Recently, I’ve been reading a book called, Sensorium: Embodied Experience, Technology, and Contemporary Art edited by Caroline A. Jones. This book explores the connections and implications of the techno-human interface as it is represented in select artworks by artists like Janet Cardiff and Georges Bures Miller. However, the title is what caught my interest in relation to this week’s topic–the word Sensorium. It is a strange word, and I am reminded of something like ‘a room of the senses.’ This is not far off, as Wikipedia defines it as “the sum of an organism’s perception, the “seat of sensation” where it experiences and interprets the environments within which it lives.” This, I feel, is similar to what augmented reality (AR) technologies want us to achieve. Stuart Eve, in his article “Augmenting Phenomenology: Using Augmented Reality to Aid Archaeological Phenomenology in the Landscape,” he focuses on the embodied way that we perceive our world:
The importance of embodiment cannot be overstated when thinking about perception of the environment, and this is at the heart of using archaeological phenomenology to explore ancient landscapes. An experience is not limited to what can simply be seen from a point in the landscape, but includes what can be felt, heard, smelt, tasted, and touched; and moreover, how our sensory reactions change as we move through and encounter landscapes from our situated body. In addition, we must consider the social aspects of the experience, as the space we move through is not only a construct of sensory perception, but also of social perception (Tilley 1997, p. 11). This sensory exploration is temporal, ‘in the moment’, and so difficult to reproduce. (Eve, 583)

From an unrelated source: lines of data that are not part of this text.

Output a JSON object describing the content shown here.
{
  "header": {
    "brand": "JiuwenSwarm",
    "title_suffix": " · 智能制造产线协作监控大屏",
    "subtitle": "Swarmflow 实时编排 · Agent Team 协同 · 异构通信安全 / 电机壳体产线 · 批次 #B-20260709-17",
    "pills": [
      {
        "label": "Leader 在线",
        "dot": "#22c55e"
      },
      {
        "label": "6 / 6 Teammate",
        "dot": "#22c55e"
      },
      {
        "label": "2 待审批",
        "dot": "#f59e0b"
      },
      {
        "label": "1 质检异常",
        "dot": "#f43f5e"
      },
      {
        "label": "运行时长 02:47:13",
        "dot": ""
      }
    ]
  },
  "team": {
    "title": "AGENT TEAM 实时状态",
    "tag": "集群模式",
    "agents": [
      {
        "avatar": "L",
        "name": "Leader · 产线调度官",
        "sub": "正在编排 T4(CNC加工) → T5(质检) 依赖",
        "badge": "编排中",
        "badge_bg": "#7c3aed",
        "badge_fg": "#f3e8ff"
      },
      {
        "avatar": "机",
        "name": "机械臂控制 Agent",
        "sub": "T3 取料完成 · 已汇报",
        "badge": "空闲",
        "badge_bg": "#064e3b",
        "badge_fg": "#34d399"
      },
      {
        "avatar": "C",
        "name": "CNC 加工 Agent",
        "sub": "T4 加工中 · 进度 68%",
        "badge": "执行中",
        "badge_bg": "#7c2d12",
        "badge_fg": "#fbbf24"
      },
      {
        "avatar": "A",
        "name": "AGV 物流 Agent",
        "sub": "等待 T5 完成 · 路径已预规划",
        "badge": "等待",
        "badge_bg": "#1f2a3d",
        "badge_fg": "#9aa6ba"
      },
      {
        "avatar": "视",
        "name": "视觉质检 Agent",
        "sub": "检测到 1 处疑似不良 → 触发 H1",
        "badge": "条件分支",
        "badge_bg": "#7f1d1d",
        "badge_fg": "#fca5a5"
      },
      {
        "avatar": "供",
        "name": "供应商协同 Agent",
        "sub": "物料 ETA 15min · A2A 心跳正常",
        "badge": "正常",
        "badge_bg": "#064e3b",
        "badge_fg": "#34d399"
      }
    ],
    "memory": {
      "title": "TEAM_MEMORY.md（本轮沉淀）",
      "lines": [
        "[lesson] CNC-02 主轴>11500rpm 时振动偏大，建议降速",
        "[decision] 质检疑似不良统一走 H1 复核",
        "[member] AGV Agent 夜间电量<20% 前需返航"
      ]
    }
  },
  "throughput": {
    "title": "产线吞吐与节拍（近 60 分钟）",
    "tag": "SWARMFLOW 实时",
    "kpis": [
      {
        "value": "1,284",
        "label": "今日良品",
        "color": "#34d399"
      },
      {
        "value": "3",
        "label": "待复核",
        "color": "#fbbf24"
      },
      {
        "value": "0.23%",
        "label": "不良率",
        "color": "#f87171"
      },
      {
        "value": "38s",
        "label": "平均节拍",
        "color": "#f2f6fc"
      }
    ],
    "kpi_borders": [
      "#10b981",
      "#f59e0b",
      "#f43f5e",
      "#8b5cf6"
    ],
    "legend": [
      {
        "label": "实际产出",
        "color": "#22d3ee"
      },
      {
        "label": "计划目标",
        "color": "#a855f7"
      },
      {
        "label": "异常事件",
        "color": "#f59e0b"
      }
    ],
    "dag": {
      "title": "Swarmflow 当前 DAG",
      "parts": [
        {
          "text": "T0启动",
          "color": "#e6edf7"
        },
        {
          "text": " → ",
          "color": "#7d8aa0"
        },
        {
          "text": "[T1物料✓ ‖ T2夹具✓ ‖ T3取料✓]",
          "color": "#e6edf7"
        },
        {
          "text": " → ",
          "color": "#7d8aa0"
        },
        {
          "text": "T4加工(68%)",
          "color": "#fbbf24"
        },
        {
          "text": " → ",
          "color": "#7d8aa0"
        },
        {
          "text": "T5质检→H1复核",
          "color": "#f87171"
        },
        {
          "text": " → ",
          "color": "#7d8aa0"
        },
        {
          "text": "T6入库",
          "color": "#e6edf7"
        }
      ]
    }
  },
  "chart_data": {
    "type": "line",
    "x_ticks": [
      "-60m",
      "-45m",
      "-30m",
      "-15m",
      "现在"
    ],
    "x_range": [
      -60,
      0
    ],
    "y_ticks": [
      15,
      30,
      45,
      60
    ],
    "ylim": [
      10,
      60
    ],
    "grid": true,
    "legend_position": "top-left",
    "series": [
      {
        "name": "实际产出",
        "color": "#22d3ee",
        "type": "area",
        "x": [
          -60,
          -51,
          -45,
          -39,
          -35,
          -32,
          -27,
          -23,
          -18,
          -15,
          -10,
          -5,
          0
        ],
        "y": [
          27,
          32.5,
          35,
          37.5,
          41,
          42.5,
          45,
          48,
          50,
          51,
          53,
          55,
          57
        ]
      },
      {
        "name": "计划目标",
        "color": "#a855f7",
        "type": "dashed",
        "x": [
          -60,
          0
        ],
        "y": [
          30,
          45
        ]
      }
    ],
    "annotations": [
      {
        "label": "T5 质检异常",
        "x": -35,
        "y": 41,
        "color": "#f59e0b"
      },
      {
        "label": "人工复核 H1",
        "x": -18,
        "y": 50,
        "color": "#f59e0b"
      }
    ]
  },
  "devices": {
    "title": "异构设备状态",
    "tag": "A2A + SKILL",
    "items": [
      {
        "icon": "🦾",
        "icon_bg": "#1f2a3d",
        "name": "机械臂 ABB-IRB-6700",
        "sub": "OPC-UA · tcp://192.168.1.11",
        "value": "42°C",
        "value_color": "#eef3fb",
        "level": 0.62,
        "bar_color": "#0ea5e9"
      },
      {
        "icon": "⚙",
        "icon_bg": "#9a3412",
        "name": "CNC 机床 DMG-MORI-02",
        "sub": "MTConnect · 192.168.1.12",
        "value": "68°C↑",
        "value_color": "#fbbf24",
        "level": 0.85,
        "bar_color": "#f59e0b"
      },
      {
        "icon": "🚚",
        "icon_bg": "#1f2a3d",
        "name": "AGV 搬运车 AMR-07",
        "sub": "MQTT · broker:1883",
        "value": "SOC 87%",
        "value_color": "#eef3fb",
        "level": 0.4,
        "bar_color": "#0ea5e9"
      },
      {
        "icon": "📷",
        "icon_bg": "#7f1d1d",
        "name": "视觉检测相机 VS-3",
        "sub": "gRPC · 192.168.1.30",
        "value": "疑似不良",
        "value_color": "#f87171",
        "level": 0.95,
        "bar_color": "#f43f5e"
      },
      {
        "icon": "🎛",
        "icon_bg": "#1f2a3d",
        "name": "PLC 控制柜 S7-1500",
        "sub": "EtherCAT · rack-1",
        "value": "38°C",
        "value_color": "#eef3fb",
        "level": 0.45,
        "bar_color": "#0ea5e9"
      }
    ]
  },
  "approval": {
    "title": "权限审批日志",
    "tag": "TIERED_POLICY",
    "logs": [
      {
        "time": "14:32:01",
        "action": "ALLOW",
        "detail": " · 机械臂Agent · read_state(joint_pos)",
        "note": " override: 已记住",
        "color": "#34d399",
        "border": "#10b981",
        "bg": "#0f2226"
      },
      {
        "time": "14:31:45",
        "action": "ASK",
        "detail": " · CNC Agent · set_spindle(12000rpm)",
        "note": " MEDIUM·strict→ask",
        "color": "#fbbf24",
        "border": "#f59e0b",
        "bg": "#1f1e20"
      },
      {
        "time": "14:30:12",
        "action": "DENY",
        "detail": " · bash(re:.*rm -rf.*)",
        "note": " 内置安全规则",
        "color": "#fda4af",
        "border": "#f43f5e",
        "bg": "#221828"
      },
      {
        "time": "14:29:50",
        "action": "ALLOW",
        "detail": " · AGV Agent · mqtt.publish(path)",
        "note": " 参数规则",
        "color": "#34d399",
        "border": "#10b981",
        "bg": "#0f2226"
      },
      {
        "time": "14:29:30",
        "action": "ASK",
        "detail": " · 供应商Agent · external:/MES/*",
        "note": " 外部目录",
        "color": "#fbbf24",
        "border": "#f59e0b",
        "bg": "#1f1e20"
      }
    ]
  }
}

Computer technologies, like GIS, and AR allow us to create many possible pasts (e.g. models of past buildings), and we are able to tweak them and play with them to get a sense of what the past may have been like. AR allows the user to work in a real-world environment while being able to receive and interact with computer generated models. Unlike a virtual reality experience, AR still allows us to be in an embodied space, while interacting with virtual elements. It is a technology that marries itself to the real world, and tries to take into account as many of the human senses as it can in order to create its own sensorium through the user. It shifts our perceptions to and fro between the virtual and the real.
Although, Sensorium does not specifically talk about artists who work with augmented reality, I think that the idea in the book of a “hybrid” sensorium is at play in AR. It is as if the virtual brings its own sensorium with it when it virtually embodies our world through a smartphone, and vice versa. The virtual and the user become one–a techno-human interface of sorts.
If anyone is interested in reading more on this idea of the sensorium, I would recommend reading Sensorium: Embodied Experience, Technology, and Contemporary Art (2006) edited by Caroline A. Jones. Lots of neat essays by artists, curators, and a few theorists.